Sobretudo quando se recorre ao crédito, há que contar com o total de juros que vão ser pagos e com as comissões. E mesmo quem tem a capacidade de pagar a casa a pronto tem de pagar impostos e registos.
Afinal, quanto custa comprar uma casa? Saiba que custos deve considerar e veja ainda a simulação para um imóvel de 300 mil euros a pagar em 35 anos, com taxa de juro média de 3,5%.
Juros do crédito
Começamos por uma das parcelas mais importantes e que mais influencia o custo final das casas compradas com recurso a crédito.
Não há um valor universal que quantifique o peso que os juros têm no preço final do imóvel, uma vez que esse montante é influenciado por vários fatores, como o valor do empréstimo, o tipo e o valor da taxa e o prazo do contrato.
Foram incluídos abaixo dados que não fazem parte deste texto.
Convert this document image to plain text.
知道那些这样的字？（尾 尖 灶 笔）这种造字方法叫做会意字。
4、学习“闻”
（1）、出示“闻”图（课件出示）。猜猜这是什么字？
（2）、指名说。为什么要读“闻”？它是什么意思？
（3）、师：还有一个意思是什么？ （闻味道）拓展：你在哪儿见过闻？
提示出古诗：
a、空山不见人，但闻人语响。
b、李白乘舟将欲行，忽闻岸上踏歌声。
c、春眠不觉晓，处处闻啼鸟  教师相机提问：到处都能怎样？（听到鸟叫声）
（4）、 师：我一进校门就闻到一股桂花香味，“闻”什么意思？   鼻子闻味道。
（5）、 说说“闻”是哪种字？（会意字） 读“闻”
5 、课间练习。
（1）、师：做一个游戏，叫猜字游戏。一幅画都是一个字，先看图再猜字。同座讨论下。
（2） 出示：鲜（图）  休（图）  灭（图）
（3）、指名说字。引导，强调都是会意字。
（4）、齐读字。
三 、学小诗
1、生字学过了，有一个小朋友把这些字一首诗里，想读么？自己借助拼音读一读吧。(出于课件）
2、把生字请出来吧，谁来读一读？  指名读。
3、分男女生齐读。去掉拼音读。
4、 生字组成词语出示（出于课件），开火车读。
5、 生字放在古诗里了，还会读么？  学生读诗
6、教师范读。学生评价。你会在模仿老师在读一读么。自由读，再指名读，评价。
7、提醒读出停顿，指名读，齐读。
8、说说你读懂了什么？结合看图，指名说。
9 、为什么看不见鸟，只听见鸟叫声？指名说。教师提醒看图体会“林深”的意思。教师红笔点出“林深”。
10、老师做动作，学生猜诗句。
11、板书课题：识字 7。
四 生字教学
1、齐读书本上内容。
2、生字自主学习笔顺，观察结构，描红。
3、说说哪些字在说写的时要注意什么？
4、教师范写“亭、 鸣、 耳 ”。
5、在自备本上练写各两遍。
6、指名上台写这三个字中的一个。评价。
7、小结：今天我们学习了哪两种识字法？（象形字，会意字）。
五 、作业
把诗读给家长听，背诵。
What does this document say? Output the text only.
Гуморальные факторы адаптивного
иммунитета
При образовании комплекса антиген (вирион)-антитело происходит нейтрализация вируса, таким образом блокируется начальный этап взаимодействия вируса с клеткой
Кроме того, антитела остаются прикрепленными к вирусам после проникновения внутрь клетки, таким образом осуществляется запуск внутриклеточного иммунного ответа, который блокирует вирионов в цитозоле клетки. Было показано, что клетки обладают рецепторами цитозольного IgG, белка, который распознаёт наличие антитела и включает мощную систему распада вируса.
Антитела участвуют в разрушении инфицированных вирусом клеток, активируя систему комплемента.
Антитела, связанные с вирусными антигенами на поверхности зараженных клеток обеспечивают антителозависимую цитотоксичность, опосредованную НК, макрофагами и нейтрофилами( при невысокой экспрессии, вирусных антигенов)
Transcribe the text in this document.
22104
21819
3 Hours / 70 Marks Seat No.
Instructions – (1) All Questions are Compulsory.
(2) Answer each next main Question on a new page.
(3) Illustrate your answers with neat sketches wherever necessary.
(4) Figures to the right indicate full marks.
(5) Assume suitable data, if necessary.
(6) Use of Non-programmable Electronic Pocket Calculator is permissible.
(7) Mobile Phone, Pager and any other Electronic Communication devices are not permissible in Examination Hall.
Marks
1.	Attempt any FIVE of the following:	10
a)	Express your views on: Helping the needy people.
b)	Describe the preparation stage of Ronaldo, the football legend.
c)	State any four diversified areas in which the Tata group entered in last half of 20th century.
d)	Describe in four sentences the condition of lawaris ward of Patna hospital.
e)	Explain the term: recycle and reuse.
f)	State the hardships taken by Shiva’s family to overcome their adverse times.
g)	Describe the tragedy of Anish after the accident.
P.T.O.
É pela combinação destas variáveis que se calcula o valor final dos juros no empréstimo. Individualmente, o impacto de cada uma é o seguinte:
- Valor do empéstimo: empréstimos mais altos pagam mais juros, uma vez que a taxa incide sobre um valor maior;
- Tipo e valor da taxa de juro: as taxas fixas e mistas oferecem previsibilidade durante a totalidade ou parte do contrato. Uma taxa variável indexada à Euribor pode subir ou descer ao longo do contrato. A escolha do consumidor vai ter impacto no montante de juros que vai pagar;
- Prazo do contrato: contratos mais curtos têm prestações mais altas, mas pagam menos juros, já que a taxa vai ser aplicada durante menos tempo. O contrário acontece com contratos mais longos, que têm prestações mais baixas, mas mais juros.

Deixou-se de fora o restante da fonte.